Since everyone in my host-family was busy with moving house, I took the ferry over to Russell, the original capital of New Zealand, by myself. It ended up being perfect. I doubt they would have particularly enjoyed revisiting sights and museums 20 minutes away from home and it was nice to have an afternoon to myself. Everyone’s been absolutely lovely, but I am used to being very independent and spending hours alone every day, so I found it very relaxing.
The first thing I did was visit the Museum, where I learned a great deal about the history of Russell, or Kororareka as it was originally called. There were some beautiful Maori artifacts, some local animal remains (has anybody noticed that Whale bones are really BIG) and a video telling the history of the place. It’s history as a European settlement began in an ignominious way; as a haven for whalers and other sailors: a rough crowd. It is known for having the first liquor license in New Zealand and Charles Darwin, who visited during his first voyage on the Beagle, said it contained “the very refuse of society”. I however, found it charming, if a little touristy.

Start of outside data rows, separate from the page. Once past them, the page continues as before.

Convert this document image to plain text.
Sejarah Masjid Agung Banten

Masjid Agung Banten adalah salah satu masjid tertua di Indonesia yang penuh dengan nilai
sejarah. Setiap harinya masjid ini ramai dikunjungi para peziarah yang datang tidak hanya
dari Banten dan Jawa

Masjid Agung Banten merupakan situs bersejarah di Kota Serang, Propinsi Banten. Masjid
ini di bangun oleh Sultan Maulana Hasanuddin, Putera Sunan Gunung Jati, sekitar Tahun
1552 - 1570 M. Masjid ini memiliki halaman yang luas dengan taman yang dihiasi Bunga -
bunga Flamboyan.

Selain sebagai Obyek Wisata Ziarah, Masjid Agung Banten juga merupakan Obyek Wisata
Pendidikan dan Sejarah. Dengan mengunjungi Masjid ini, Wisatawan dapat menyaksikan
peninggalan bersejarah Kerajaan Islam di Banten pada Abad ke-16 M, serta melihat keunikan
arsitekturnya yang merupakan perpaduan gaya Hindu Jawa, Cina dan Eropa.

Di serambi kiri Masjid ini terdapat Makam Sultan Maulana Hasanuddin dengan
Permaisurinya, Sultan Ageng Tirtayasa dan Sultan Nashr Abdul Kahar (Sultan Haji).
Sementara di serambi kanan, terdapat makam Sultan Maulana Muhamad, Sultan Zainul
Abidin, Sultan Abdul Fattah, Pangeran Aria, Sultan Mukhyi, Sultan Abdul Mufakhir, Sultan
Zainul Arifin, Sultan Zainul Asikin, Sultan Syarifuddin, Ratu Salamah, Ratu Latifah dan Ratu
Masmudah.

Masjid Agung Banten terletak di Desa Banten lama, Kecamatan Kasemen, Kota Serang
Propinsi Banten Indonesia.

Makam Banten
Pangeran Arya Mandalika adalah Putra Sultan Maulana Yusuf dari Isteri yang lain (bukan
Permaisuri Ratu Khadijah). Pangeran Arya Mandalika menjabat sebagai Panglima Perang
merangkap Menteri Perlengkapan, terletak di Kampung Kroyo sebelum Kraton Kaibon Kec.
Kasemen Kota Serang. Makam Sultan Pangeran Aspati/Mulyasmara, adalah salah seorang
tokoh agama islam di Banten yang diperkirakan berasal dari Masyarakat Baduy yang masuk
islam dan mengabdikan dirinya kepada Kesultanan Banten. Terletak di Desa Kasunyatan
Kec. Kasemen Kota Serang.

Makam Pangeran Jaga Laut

I think I’ll let the pictures I took tell the tale of the view available from the flagstaff.
I hiked down the back way, which was lovely. The giant fern trees made “the bush” look like a pre-historic forest, albeit one with nicely marked paths. Partway down, I met a couple stopped by the side of the path who told me in quietly excited voices that there was a kiwi. I sincerely doubted it was actually a kiwi since they are nocturnal and notoriously shy and it was 3 PM on a well-trodden trail, but I stuck around in the off-chance they were right. They weren’t. A quartet of Japanese tourists came up behind us and, after also telling them there was a kiwi, the couple went on their way. The bird wandered closer. “That’s not a Kiwi,” said one of the Japanese men, clearly confused. “No, it’s not. It’s a Weka,” was my response. Upon seeing it so close, within 8 feet or so, I was now sure. The weka, or short-billed kiwi as it is fondly and misleadingly called, is often mistaken for a kiwi by tourists, but they are actually unrelated to kiwis and quite common. A park ranger once told my dad that it is amusing to get tourists who hit them with their car riled up before telling them this.
I ran into the couple farther down the hill and informed them of their mistake. Perhaps I should have let them live in blissful ignorance as, for my trouble, I was informed that I had “ruined their day”. It was said playfully, I think.
I finished out my excursion by dipping my feet in the Pacific for the first time this trip and walking barefoot along the rough, rocky beach back to the wharf. It was lovely.